The catheter interfaces exclusively via analog voltage output; no proprietary software is bundled. Users retain full control over signal processing, calibration (parallel conductance correction, β-coefficient determination, specific resistance [ρ] adjustment), and loop analysis using their institution’s established physiological computing environment. Standard calibration procedures follow the method of Baan et al. (1984) and subsequent refinements by Kass et al. Raw pressure and conductance signals are sampled synchronously at ≥1 kHz to preserve high-frequency components essential for accurate dP/dt derivation and diastolic stiffness assessment.

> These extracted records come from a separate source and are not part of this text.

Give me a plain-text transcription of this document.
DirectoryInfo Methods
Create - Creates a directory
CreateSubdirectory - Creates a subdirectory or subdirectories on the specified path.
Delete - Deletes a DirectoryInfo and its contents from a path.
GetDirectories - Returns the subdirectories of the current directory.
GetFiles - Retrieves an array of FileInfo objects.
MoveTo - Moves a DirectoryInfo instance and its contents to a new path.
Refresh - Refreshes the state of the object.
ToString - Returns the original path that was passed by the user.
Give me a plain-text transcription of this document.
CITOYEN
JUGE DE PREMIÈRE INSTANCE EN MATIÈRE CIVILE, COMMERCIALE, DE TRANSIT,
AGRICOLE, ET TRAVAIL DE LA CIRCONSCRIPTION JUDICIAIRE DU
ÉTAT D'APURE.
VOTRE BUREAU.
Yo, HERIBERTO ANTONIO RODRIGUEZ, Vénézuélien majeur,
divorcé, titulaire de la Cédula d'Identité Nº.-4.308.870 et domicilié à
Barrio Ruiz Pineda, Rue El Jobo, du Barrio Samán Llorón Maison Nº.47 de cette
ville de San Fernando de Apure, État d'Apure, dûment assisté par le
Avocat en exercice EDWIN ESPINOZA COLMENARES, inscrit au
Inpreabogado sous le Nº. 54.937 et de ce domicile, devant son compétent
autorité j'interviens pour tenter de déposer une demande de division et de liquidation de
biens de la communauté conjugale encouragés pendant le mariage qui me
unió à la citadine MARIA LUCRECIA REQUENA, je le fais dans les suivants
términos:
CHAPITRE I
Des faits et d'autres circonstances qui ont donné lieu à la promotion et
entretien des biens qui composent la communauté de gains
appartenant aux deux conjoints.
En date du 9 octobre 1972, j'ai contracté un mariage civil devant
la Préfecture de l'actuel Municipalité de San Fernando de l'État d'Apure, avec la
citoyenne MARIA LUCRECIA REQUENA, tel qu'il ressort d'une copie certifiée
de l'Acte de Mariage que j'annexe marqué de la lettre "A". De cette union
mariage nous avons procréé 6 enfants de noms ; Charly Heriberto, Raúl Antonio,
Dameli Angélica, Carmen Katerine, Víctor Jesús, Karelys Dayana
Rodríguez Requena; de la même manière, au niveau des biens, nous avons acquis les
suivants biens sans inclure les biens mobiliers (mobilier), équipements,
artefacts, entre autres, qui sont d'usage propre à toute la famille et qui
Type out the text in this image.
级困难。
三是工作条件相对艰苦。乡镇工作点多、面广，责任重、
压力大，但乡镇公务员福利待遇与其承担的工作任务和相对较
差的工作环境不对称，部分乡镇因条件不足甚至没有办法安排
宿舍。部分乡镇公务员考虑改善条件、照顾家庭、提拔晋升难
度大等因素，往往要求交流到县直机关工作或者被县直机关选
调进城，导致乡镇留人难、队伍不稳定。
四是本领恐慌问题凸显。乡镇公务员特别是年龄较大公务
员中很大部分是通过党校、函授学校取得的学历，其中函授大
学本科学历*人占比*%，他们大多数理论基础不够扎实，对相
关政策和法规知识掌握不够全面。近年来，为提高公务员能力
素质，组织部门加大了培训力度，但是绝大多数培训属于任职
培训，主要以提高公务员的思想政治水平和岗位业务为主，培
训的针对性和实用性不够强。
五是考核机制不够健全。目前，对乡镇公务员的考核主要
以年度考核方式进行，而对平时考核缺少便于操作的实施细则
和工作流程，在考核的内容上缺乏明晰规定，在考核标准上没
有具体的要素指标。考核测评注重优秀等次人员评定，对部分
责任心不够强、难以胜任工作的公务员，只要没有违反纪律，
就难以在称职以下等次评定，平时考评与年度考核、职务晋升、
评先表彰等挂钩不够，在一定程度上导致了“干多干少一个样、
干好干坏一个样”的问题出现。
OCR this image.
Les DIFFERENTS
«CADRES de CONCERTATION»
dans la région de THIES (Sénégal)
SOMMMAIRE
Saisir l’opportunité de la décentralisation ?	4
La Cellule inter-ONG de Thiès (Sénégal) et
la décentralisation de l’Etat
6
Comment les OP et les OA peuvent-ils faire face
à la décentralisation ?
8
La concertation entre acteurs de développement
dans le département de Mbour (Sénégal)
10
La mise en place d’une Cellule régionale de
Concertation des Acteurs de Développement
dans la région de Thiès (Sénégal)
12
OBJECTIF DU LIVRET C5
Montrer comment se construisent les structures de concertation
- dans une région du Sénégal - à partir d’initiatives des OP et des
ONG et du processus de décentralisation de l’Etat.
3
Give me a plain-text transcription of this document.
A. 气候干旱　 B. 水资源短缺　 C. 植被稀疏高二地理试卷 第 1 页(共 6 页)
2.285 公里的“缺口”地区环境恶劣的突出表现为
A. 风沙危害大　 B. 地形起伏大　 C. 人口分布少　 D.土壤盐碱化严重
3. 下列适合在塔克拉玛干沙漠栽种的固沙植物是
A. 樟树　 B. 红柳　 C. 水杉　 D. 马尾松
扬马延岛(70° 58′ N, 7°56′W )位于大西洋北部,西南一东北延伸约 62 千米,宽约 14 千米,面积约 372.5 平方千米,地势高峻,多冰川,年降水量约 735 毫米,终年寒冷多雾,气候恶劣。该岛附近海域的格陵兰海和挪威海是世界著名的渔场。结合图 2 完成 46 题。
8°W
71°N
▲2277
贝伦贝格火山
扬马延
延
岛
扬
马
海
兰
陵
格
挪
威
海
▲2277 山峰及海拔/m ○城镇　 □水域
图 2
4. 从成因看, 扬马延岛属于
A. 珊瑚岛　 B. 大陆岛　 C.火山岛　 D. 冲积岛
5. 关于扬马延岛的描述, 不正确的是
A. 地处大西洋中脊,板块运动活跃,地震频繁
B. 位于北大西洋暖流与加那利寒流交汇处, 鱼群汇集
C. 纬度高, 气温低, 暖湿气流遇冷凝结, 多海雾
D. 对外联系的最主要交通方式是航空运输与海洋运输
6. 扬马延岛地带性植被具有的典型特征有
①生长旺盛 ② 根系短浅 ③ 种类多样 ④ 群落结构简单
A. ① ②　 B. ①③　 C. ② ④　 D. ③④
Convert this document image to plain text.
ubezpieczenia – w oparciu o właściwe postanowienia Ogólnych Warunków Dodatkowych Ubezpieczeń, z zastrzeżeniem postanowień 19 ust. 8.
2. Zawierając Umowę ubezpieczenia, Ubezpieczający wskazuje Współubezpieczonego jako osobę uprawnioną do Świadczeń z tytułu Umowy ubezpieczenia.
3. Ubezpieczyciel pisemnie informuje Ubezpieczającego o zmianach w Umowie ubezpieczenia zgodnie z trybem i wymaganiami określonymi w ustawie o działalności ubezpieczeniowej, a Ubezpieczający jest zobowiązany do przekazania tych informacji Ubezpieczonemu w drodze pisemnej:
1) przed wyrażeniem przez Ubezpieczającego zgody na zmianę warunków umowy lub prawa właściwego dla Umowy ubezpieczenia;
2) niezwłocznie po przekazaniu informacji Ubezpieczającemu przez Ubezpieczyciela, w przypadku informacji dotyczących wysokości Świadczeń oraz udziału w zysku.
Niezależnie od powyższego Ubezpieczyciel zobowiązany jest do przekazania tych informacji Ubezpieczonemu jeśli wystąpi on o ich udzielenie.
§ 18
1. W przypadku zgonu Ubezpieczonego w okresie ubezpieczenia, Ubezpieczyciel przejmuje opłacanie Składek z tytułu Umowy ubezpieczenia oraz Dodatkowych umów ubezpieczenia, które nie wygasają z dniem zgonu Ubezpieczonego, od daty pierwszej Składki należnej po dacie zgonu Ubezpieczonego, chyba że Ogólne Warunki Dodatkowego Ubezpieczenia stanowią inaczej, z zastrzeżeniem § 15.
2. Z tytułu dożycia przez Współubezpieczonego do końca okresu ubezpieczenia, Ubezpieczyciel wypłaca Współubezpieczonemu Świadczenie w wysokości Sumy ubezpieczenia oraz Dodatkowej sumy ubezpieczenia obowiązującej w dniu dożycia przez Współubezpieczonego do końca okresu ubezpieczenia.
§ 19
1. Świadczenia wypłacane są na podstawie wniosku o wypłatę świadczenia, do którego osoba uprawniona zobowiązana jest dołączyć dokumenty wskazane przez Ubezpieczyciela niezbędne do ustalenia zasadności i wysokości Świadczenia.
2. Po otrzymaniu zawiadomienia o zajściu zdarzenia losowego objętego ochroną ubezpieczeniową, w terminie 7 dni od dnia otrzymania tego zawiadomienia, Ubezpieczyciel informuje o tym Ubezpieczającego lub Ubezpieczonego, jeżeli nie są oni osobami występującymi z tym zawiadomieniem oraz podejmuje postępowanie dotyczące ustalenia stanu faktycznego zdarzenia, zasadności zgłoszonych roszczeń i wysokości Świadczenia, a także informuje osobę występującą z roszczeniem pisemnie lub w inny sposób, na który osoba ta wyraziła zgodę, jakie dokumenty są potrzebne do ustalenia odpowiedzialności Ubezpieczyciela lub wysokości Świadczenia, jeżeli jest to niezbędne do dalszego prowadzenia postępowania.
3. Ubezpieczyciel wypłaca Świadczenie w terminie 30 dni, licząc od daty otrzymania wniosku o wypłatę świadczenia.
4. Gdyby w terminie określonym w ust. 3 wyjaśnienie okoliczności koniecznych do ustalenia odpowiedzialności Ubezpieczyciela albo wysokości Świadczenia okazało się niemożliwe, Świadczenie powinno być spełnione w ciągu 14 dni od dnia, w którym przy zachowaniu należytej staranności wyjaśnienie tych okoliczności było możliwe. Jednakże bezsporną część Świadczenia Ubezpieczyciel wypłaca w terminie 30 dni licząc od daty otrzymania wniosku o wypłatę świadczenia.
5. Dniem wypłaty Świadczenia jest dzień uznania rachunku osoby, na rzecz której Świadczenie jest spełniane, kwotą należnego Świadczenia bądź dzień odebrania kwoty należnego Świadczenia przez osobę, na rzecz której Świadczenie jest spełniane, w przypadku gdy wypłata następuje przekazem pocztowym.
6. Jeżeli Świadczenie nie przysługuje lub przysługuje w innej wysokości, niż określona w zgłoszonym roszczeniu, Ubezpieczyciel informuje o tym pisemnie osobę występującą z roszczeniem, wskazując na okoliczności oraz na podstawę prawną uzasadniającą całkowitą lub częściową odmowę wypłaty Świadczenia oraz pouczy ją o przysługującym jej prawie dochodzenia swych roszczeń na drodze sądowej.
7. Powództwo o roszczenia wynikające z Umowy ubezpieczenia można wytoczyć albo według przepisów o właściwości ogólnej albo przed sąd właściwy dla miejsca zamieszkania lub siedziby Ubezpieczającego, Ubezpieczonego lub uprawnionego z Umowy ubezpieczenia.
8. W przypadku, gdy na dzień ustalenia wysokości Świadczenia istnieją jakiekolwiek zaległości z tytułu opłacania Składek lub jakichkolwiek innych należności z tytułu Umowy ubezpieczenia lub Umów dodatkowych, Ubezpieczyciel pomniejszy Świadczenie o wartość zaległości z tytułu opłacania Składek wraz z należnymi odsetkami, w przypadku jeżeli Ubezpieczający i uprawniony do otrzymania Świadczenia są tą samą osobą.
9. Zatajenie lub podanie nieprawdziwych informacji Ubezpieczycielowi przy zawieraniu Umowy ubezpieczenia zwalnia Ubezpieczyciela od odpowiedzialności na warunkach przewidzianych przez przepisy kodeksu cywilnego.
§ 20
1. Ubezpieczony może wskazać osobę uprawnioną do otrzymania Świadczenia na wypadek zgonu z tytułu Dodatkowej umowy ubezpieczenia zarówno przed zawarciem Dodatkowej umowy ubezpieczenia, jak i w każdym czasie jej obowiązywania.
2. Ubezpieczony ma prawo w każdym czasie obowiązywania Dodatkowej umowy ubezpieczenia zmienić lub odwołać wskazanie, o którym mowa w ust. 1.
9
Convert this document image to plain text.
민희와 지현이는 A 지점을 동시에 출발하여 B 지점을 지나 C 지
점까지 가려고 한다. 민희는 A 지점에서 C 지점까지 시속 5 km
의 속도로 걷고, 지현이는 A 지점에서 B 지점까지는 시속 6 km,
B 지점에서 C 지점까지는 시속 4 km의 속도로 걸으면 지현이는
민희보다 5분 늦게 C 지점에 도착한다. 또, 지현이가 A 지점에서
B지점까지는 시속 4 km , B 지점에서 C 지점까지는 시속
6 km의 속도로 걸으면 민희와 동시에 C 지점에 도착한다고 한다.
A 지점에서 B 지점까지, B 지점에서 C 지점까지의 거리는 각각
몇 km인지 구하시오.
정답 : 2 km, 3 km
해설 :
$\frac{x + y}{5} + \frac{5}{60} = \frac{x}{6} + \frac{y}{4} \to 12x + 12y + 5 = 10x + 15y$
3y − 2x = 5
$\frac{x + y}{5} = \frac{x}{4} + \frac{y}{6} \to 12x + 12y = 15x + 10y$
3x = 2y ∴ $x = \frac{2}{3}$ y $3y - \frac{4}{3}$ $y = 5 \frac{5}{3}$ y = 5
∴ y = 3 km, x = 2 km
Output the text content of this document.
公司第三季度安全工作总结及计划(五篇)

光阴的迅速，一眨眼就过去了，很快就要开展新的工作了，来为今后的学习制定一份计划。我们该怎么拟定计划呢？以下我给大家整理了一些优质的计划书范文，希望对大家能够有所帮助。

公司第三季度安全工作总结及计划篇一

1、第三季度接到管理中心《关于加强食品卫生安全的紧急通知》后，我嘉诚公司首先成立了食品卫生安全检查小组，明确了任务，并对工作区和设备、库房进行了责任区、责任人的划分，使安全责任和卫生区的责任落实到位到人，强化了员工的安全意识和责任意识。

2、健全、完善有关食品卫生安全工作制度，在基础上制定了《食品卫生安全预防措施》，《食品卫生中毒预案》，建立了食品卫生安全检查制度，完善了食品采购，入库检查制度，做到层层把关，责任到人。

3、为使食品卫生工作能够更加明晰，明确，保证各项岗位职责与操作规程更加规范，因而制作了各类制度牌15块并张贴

Exported datasets conform to HDF5 or MATLAB .mat formats, enabling integration into custom MATLAB, Python (NumPy/SciPy), or R-based analysis pipelines for longitudinal P-V loop quantification, machine learning–enabled phenotype clustering, or statistical modeling of genotype–function relationships.

Applications

• High-resolution cardiac phenotyping of genetically modified mouse models (e.g., knockouts, knockins, Cre-lox conditional lines)
• Evaluation of acute drug effects on ventricular contractility, lusitropy, and afterload sensitivity
• Assessment of myocardial remodeling post-myocardial infarction or pressure/volume overload
• Validation of non-invasive imaging modalities (e.g., echocardiography, MRI) against gold-standard invasive metrics
• Teaching and training in advanced cardiovascular physiology laboratories
• Supporting IND-enabling safety pharmacology studies under regulatory guidance (ICH, FDA, EMA)

FAQ

Is the Scisense P-V catheter suitable for chronic implantation beyond 24 hours?
Yes—validated for up to 7 days in rodent models using sterile surgical techniques and appropriate postoperative analgesia and monitoring protocols.
Does the system require a dedicated amplifier or signal conditioner?
Yes—the Scisense Pressure Control Unit (PCU) is mandatory for transducer excitation, signal amplification, and analog output conversion; it is not compatible with generic bridge amplifiers.
Can the same catheter be used interchangeably in mice and rats?
No—electrode spacing is species-specific; separate mouse-optimized (4.5 mm) and rat-optimized (9 mm) catheters are supplied to ensure accurate volume calibration and spatial resolution.
How is parallel conductance determined during experiments?
Via hypertonic saline bolus injection (typically 10–20 µL of 15% NaCl) followed by offline correction using standard conductance catheter algorithms.
What is the recommended sampling rate for optimal P-V loop fidelity?
A minimum of 1 kHz is required; 2–5 kHz is recommended to resolve rapid pressure upstrokes and early diastolic relaxation phases without aliasing.